Proposer un nouvel enregistrement de la Suite d’un goût étranger de Marin Marais quinze ans après celui réalisé par Jordi Savall en 2006 constituait un véritable pari pour Robin Pharo et son ensemble Près de votre oreille. En effet, le maître catalan laisse une version de référence au premier abord difficilement surpassable et qui n’a pas pris une ride ! En 1977, Jordi Savall enregistrait déjà de larges extraits du Livre IV de Marin Marais qui contient cette suite. Entre temps le film Tous les matins du Monde a largement contribué à mettre en avant la viole de gambe ainsi que la musique de l’élève du sieur de Sainte Colombe et en 2006, à l’occasion du 350ème anniversaire de la naissance du compositeur, Jordi Savall signait cette fois une version intégrale des trente pièces de la suite saluée par la critique et récompensée d’un Diapason d’Or. Étonnamment, cette suite ne sera entre temps que peu enregistrée dans son intégralité depuis … hormis par Christophe Coin et Vittorio Ghielmi accompagnés de Pascal Monteilhet au théorbe et Christophe Rousset au clavecin, et trois pièces extraites de cette suite figureront en bonne place dans le magnifique et mythique enregistrement de Sophie Watillon parmi lesquelles l’une de ces pièces a donné son nom à l’album : La Rêveuse.


Ecole française de la fin XVIIème, attribué à André Bouys (1656-1740) : portrait présumé de Marin Marais

Un compositeur au faîte de sa carrière musicale

En 1717, onze ans avant sa mort et deux ans après la mort du Roi Louis XIV, Marin Marais alors au sommet de sa carrière de gambiste et de « joueur de viole dans la musique de la chambre du roi » depuis trente huit ans, publie son Quatrième Livre contenant entre autres cette fameuse Suite d'un goût étranger. Trente pièces écrites dans un style à la fois original et très personnel composent cette suite qui témoigne de façon éclatante de la maturité musicale d’un compositeur majeur de l’histoire de la musique… Titon du Tillet écrit au sujet de Marais dans le Parnasse François qu’  « il a porté la viole à son plus haut degré de perfection » !
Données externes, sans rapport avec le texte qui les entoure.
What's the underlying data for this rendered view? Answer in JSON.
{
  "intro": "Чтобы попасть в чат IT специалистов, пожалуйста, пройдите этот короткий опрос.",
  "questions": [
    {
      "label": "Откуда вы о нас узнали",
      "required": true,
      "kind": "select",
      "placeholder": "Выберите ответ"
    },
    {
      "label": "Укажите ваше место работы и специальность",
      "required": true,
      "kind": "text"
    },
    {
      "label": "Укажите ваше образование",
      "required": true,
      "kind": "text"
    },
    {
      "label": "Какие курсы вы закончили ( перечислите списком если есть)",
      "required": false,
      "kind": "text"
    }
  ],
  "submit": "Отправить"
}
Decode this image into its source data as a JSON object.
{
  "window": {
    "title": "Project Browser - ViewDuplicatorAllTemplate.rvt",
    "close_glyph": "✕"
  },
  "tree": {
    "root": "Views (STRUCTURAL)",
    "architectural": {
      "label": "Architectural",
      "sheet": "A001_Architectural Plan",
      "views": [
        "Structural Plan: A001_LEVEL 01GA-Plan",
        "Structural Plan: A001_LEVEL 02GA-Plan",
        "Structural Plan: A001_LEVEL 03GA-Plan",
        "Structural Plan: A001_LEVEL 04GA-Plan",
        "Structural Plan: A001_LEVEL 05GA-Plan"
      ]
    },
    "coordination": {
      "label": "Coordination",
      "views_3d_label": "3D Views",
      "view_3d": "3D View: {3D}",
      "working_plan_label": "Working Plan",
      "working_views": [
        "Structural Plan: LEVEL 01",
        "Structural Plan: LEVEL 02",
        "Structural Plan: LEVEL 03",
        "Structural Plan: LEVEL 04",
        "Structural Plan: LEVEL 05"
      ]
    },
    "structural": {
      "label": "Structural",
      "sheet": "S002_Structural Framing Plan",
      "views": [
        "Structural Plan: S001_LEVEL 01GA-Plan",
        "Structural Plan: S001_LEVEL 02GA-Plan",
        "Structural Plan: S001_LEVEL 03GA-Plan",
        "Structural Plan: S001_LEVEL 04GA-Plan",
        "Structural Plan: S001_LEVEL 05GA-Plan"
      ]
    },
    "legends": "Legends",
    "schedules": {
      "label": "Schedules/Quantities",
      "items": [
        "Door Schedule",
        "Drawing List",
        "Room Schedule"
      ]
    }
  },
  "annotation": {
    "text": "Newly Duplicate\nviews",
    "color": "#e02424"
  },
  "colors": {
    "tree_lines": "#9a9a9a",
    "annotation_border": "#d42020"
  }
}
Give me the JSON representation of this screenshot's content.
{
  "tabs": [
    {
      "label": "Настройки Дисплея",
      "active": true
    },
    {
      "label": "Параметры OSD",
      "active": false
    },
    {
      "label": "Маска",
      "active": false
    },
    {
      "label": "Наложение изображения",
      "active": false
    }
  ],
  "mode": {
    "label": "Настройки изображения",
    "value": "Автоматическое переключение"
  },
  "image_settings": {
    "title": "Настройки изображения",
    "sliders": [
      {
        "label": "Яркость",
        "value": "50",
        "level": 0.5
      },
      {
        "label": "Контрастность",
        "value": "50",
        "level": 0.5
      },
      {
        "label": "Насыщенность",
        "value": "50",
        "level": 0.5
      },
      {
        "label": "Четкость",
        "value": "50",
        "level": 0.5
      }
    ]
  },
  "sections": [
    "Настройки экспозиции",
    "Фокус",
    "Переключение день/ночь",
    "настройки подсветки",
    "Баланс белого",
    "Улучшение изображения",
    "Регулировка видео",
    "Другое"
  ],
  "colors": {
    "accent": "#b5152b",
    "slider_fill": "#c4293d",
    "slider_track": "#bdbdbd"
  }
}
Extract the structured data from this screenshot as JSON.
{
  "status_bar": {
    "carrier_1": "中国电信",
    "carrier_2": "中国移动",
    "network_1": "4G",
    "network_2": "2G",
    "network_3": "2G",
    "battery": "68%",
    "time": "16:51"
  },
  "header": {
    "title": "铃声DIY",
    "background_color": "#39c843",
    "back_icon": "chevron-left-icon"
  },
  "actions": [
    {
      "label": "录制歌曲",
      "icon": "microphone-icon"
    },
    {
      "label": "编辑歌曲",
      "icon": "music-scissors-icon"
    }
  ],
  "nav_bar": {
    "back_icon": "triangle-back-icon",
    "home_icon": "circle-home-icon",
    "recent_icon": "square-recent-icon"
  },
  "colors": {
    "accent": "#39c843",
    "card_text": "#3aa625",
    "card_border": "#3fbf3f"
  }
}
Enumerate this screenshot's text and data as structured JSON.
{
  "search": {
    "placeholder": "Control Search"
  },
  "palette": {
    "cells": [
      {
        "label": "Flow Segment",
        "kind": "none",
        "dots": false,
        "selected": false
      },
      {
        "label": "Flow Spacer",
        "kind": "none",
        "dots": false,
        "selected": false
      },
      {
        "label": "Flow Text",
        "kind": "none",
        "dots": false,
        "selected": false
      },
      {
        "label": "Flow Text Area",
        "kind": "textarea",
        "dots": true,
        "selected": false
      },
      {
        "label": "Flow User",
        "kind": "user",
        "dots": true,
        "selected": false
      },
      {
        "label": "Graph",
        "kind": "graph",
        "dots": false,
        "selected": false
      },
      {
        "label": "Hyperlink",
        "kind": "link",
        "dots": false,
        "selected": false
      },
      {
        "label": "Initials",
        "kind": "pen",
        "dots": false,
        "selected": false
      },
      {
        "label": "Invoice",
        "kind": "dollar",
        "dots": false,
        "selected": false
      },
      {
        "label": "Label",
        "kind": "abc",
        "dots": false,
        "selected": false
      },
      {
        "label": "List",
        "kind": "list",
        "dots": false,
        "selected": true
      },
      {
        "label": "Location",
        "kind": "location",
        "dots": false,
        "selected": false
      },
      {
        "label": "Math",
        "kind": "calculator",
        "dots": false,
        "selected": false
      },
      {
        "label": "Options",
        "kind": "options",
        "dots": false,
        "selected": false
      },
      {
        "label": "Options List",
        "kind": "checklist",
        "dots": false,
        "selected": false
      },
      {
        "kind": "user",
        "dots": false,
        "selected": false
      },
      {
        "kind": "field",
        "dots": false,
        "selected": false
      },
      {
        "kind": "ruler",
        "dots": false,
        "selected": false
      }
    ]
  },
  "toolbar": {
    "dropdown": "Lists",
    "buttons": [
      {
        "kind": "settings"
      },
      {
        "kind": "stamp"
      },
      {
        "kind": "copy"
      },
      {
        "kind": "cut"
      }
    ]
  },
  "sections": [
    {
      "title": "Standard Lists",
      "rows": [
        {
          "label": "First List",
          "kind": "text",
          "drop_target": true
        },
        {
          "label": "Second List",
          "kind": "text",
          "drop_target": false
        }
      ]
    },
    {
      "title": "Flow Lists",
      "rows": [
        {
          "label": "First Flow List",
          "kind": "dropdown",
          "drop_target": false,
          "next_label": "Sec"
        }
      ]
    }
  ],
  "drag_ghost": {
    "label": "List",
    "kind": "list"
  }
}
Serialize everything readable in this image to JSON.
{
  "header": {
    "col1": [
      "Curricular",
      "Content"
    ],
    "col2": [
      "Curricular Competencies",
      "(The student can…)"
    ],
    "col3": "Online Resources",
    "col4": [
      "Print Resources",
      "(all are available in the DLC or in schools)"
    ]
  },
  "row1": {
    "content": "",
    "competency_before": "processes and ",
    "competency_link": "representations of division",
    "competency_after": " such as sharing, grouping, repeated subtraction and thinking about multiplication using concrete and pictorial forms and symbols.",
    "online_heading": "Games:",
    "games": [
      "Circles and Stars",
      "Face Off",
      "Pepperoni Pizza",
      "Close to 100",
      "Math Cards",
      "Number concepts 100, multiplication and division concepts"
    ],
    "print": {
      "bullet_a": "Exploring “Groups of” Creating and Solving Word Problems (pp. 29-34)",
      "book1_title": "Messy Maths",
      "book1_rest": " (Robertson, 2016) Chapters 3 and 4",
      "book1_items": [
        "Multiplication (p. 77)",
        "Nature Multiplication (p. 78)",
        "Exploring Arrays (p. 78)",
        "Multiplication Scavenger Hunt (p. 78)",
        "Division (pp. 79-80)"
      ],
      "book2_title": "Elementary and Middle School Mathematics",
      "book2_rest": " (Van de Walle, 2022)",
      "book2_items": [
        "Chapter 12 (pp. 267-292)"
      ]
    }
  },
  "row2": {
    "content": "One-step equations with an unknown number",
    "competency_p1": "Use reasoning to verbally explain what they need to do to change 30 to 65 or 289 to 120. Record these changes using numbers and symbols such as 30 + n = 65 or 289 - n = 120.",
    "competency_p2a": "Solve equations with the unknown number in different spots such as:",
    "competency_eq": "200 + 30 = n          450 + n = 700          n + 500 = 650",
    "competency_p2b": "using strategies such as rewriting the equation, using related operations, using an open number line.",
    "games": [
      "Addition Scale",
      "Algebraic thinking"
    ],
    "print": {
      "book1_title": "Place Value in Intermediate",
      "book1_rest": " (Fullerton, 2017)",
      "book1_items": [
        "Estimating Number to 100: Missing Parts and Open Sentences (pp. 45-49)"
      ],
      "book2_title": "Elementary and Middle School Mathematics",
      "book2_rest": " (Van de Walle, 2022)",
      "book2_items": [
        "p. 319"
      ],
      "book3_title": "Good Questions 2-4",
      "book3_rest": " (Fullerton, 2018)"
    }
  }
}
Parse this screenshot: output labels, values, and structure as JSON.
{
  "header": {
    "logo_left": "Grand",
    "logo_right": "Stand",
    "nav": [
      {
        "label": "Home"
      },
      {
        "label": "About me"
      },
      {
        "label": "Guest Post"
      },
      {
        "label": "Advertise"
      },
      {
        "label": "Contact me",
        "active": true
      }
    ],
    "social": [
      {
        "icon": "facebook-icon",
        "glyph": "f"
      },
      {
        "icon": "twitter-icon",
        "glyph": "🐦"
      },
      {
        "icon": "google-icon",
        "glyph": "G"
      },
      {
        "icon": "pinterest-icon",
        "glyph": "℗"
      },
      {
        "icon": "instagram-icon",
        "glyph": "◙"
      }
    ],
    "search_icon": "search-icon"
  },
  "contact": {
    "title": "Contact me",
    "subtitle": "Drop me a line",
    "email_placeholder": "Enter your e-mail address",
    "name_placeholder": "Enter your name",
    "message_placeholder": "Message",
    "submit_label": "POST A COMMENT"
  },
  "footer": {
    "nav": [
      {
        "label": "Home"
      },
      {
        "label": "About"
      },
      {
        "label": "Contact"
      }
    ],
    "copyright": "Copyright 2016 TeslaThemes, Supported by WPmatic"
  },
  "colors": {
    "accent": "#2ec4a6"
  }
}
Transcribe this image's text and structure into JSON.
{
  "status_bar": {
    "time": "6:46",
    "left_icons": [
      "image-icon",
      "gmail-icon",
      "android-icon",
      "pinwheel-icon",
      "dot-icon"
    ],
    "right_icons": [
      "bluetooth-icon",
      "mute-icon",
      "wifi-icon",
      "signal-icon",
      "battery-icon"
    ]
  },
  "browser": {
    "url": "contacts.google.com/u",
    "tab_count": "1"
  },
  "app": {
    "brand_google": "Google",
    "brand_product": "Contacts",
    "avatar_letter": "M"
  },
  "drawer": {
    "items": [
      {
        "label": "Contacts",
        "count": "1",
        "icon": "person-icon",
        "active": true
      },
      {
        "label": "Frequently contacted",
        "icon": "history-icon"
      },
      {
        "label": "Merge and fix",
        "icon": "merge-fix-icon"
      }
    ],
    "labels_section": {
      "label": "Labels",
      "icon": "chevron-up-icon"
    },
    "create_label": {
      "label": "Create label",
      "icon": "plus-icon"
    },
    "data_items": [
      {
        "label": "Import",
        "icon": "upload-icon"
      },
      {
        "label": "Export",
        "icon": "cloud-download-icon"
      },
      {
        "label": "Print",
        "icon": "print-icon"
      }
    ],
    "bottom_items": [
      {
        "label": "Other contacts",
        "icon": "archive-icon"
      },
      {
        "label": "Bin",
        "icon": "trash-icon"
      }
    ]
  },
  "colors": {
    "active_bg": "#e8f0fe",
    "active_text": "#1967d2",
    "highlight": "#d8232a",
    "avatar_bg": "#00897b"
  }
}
Article de Titon du Tillet consacré à Marin Marais

Une suite d’un « goût étranger », pourquoi ce nom pour désigner une musique au style pourtant bien français ? Le mot « étranger » renvoie très vraisemblablement au mot « étrange », car le style des pièces composant cette suite est pour le moins inhabituel pour l’époque, à la fois novateur, profondément original et quelque peu « étranger » au goûts habituels de l’époque. Ces pièces aux noms parfois insolites composent un ensemble pour le moins atypique et jouer la suite dans son intégralité permet d’apprécier au mieux chacune de ces pièces dans son contexte.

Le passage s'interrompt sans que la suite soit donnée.